Salespeople hide information on prospects from the boss and other salespeople. They hide delays, bottom-line prices and quality problems from customers. Customers hide their real plans and priorities from sales guys and try to keep their business prospects and problems a secret too.

Product designers hide what they’re working on, how long it will take, whether anyone has a clue whether it can be built. (And you thought only programmers did that.)

Finance hides how much money will actually be available for departmental budgets. And every department hides how much it really needs – not just from finance, but also from other departments. Everybody hides miniature slush funds in line items that are as broad and vague as humanly possible.

Human resources hides as much as it can from applicants about real job requirements. And everybody else hides everything from HR.

Sound crazy? It’s not. These folks aren’t stupid or paranoid. They just don’t trust the people they’re hiding information from. Everybody has an agenda, and it’s probably not yours. Show your cards to the wrong people, and next thing you know, they’ve jacked up your quotas, shortened your schedules and raised the bar.

So the CEO doesn’t tell the CIO why the CFO won’t support the COO’s supply-chain pitch. Maybe you’re about to merge with a competitor. Maybe it’s all about to be outsourced. Or maybe the COO just plays golf better than the boss.

The department head won’t explain whether the faster PCs are really for better customer service or better Web browsing, or if that backward-compatibility requirement in the new application is really just so the untrainable half of the staff won’t have to be retrained.

And IT? Oh, we’re not in the information hiding game at all, right? We just hide deployment plans, known glitches, schedule slips, project statuses, personnel problems, product incompatibilities, network bottlenecks and exactly what part of the wish list won’t make it into that new system no matter how loud users scream.

We hide our data from users, our technical tricks from each other – and our career plans from everyone.

Hidden information, misinformation, disinformation – that’s the real lifeblood of modern business.
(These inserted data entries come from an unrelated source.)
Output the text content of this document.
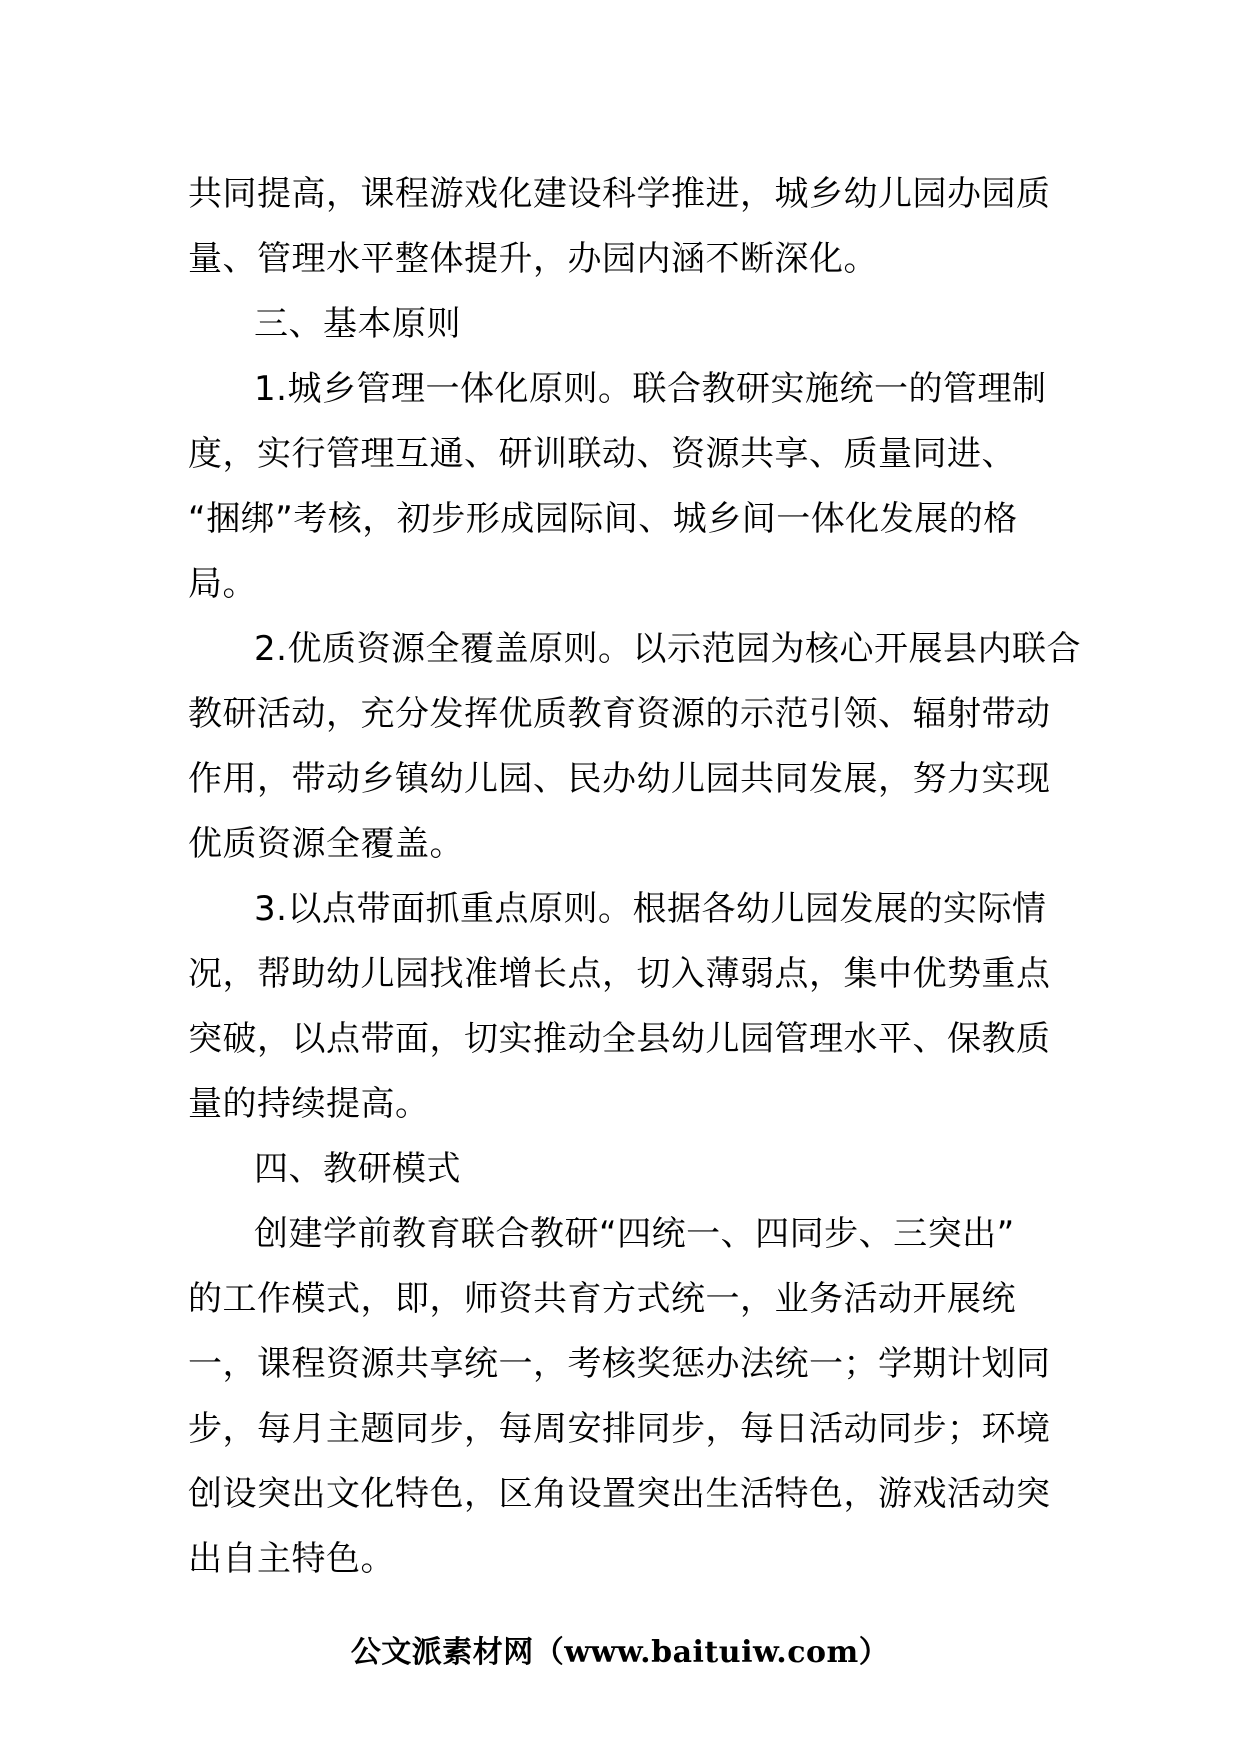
共同提高，课程游戏化建设科学推进，城乡幼儿园办园质
量、管理水平整体提升，办园内涵不断深化。
三、基本原则
1.城乡管理一体化原则。联合教研实施统一的管理制
度，实行管理互通、研训联动、资源共享、质量同进、
“捆绑”考核，初步形成园际间、城乡间一体化发展的格
局。
2.优质资源全覆盖原则。以示范园为核心开展县内联合
教研活动，充分发挥优质教育资源的示范引领、辐射带动
作用，带动乡镇幼儿园、民办幼儿园共同发展，努力实现
优质资源全覆盖。
3.以点带面抓重点原则。根据各幼儿园发展的实际情
况，帮助幼儿园找准增长点，切入薄弱点，集中优势重点
突破，以点带面，切实推动全县幼儿园管理水平、保教质
量的持续提高。
四、教研模式
创建学前教育联合教研“四统一、四同步、三突出”
的工作模式，即，师资共育方式统一，业务活动开展统
一，课程资源共享统一，考核奖惩办法统一；学期计划同
步，每月主题同步，每周安排同步，每日活动同步；环境
创设突出文化特色，区角设置突出生活特色，游戏活动突
出自主特色。
公文派素材网（www.baituiw.com）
And that’s not about to change. Oh, maybe over decades, with fanatical and unwavering support from the chairman, the board of directors and the whole executive suite, there might be some headway against the culture of information hiding.

Yeah, sure.

That doesn’t mean the situation is hopeless. After all, people have been hiding information for as long as there’s been information to hide – whether it’s Y2K status, who’s in on the plot to stab Caesar or where Og keeps his stash of mastodon steaks.

You can uncover the information you need.

Do your homework. Listen at the watercooler. Make friends. Cut deals. Swap secrets. Collect blackmail evidence.

Just don’t assume anyone will ever hand you the information you really need to make yourself, your systems and your users successful.

Now, quick – hide this before someone else sees it.